Hah Jeong Ok, Park Won Kyu, Lee Nam Hyuk, Choi Joon Hyuk
Department of Pediatrics, College of Medicine, Yeungnam University, Daegu, Korea.
J Pediatr Hematol Oncol. 2007 Dec;29(12):851-3. doi: 10.1097/MPH.0b013e318158159c.

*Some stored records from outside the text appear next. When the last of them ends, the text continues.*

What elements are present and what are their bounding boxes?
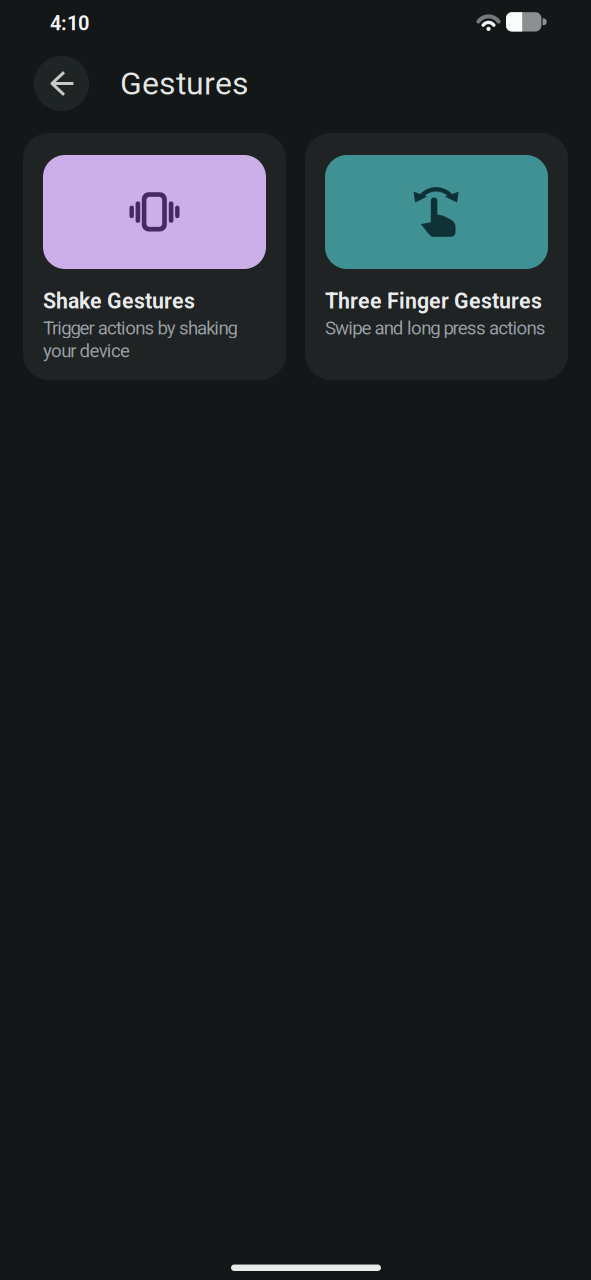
button[interactable]: Shake Gestures — [23, 133, 286, 380]
staticText: Gestures — [120, 65, 249, 102]
staticText: Swipe and long press actions — [325, 317, 546, 339]
staticText: Shake Gestures — [43, 289, 195, 313]
staticText: Three Finger Gestures — [325, 289, 542, 313]
button[interactable]: Back — [34, 56, 89, 111]
button[interactable]: Three Finger Gestures — [305, 133, 568, 380]
staticText: Trigger actions by shaking your device — [43, 317, 238, 362]
staticText: 4:10 — [50, 12, 89, 35]
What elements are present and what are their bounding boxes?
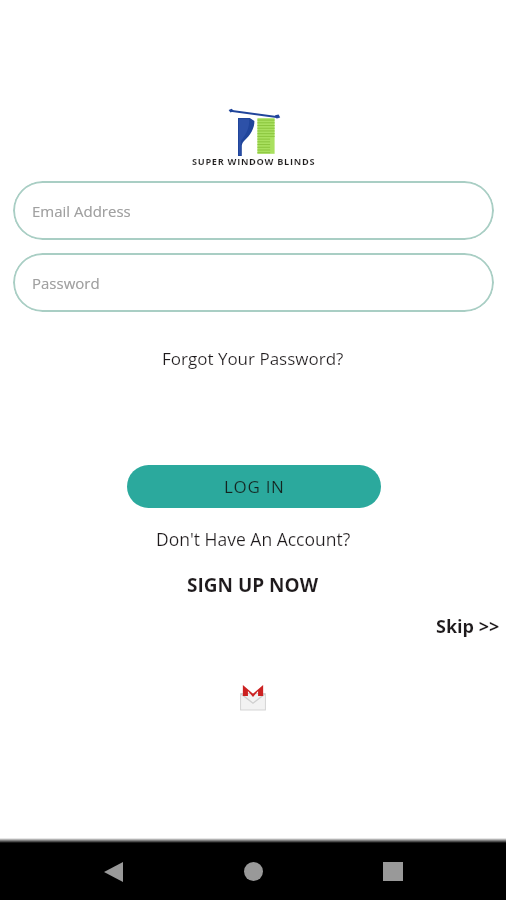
- staticText: LOG IN: [224, 475, 285, 498]
- button[interactable]: Skip >>: [430, 612, 500, 640]
- button[interactable]: Recent apps: [373, 843, 413, 900]
- staticText: SUPER WINDOW BLINDS: [192, 155, 316, 168]
- button[interactable]: Password: [13, 253, 494, 312]
- staticText: Forgot Your Password?: [162, 347, 344, 370]
- button[interactable]: Email Address: [13, 181, 494, 240]
- button[interactable]: Home: [233, 843, 273, 900]
- button[interactable]: Forgot Your Password?: [0, 340, 506, 376]
- button[interactable]: SIGN UP NOW: [0, 570, 506, 600]
- staticText: Skip >>: [436, 614, 500, 639]
- staticText: Email Address: [32, 201, 131, 221]
- staticText: Don't Have An Account?: [156, 527, 351, 551]
- button[interactable]: Sign in with Gmail: [240, 684, 266, 710]
- staticText: SIGN UP NOW: [187, 572, 319, 598]
- button[interactable]: LOG IN: [127, 465, 381, 508]
- staticText: Password: [32, 273, 100, 293]
- button[interactable]: Back: [93, 843, 133, 900]
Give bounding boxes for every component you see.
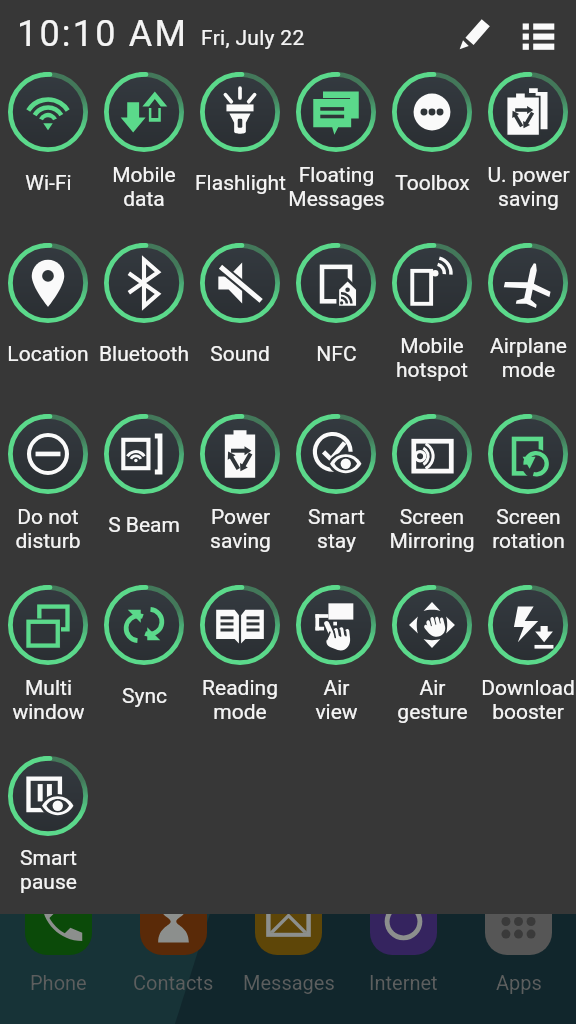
staticText: Screen rotation [492, 505, 565, 553]
button[interactable]: NFC [288, 233, 384, 404]
button[interactable]: Internet [346, 888, 461, 994]
staticText: Phone [30, 971, 87, 994]
staticText: Smart pause [20, 846, 77, 894]
button[interactable]: Smart pause [0, 746, 96, 914]
staticText: Fri, July 22 [201, 26, 305, 51]
button[interactable]: Reading mode [192, 575, 288, 746]
button[interactable]: Do not disturb [0, 404, 96, 575]
button[interactable]: Show as list [515, 11, 561, 57]
staticText: Reading mode [202, 676, 278, 724]
button[interactable]: Airplane mode [480, 233, 576, 404]
button[interactable]: U. power saving [480, 62, 576, 233]
button[interactable]: Floating Messages [288, 62, 384, 233]
button[interactable]: Sound [192, 233, 288, 404]
staticText: Internet [369, 971, 438, 994]
staticText: Mobile data [112, 163, 176, 211]
button[interactable]: Power saving [192, 404, 288, 575]
staticText: Airplane mode [490, 334, 567, 382]
staticText: Bluetooth [99, 342, 189, 367]
button[interactable]: Flashlight [192, 62, 288, 233]
button[interactable]: Mobile data [96, 62, 192, 233]
staticText: Do not disturb [15, 505, 81, 553]
staticText: Wi-Fi [25, 171, 72, 196]
staticText: NFC [316, 342, 357, 367]
button[interactable]: Smart stay [288, 404, 384, 575]
button[interactable]: Messages [231, 888, 346, 994]
button[interactable]: Screen rotation [480, 404, 576, 575]
button[interactable]: S Beam [96, 404, 192, 575]
button[interactable]: Contacts [116, 888, 231, 994]
staticText: Sync [122, 684, 167, 709]
button[interactable]: Apps [461, 888, 576, 994]
button[interactable]: Wi-Fi [0, 62, 96, 233]
staticText: Floating Messages [288, 163, 385, 211]
button[interactable]: Download booster [480, 575, 576, 746]
staticText: Smart stay [308, 505, 365, 553]
staticText: Mobile hotspot [396, 334, 468, 382]
button[interactable]: Phone [0, 888, 116, 994]
button[interactable]: Bluetooth [96, 233, 192, 404]
button[interactable]: Location [0, 233, 96, 404]
staticText: Toolbox [395, 171, 470, 196]
staticText: S Beam [108, 513, 180, 538]
staticText: Multi window [12, 676, 85, 724]
button[interactable]: Screen Mirroring [384, 404, 480, 575]
staticText: Download booster [481, 676, 575, 724]
staticText: Flashlight [195, 171, 286, 196]
button[interactable]: Edit quick settings [452, 11, 498, 57]
button[interactable]: Mobile hotspot [384, 233, 480, 404]
staticText: Air view [315, 676, 358, 724]
staticText: U. power saving [487, 163, 570, 211]
button[interactable]: Sync [96, 575, 192, 746]
staticText: 10:10 AM [17, 13, 189, 55]
staticText: Screen Mirroring [389, 505, 475, 553]
staticText: Apps [496, 971, 542, 994]
button[interactable]: Toolbox [384, 62, 480, 233]
button[interactable]: Air view [288, 575, 384, 746]
button[interactable]: Multi window [0, 575, 96, 746]
staticText: Air gesture [397, 676, 468, 724]
staticText: Sound [210, 342, 270, 367]
button[interactable]: Air gesture [384, 575, 480, 746]
staticText: Power saving [210, 505, 271, 553]
staticText: Contacts [133, 971, 214, 994]
staticText: Messages [243, 971, 335, 994]
staticText: Location [7, 342, 89, 367]
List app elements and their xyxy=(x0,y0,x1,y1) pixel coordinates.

Solid pseudopapillary tumor (SPT) is rare primary tumor of the pancreas with low malignant potential affecting adolescent or young women. Radical surgical resection is the definitive treatment for long-term survival even in the patients with metastases. We report a case of 14-year-old girl who presented with unresectable SPT of the pancreas. She received preoperative chemotherapy with cisplatinum, ifosfamide, etoposide, and vincristine followed by intraoperative radiofrequency ablation of metastatic liver lesions with surgical resection of the primary tumor successfully. We demonstrate that all attempts should be made to resect or ablate the primary as well as the metastatic lesions for long-term survival.
实性假乳头状瘤(SPT)是一种罕见的胰腺原发性肿瘤,恶性潜能低,主要影响青少年或年轻女性。根治性手术切除是实现长期生存的确定性治疗方法,即使是对有转移的患者也是如此。我们报告一例14岁女孩,她患有无法切除的胰腺SPT。她接受了顺铂、异环磷酰胺、依托泊苷和长春新碱的术前化疗,随后对转移性肝病灶进行术中射频消融,并成功切除了原发性肿瘤。我们证明,为了实现长期生存,应尽一切努力切除或消融原发性和转移性病灶。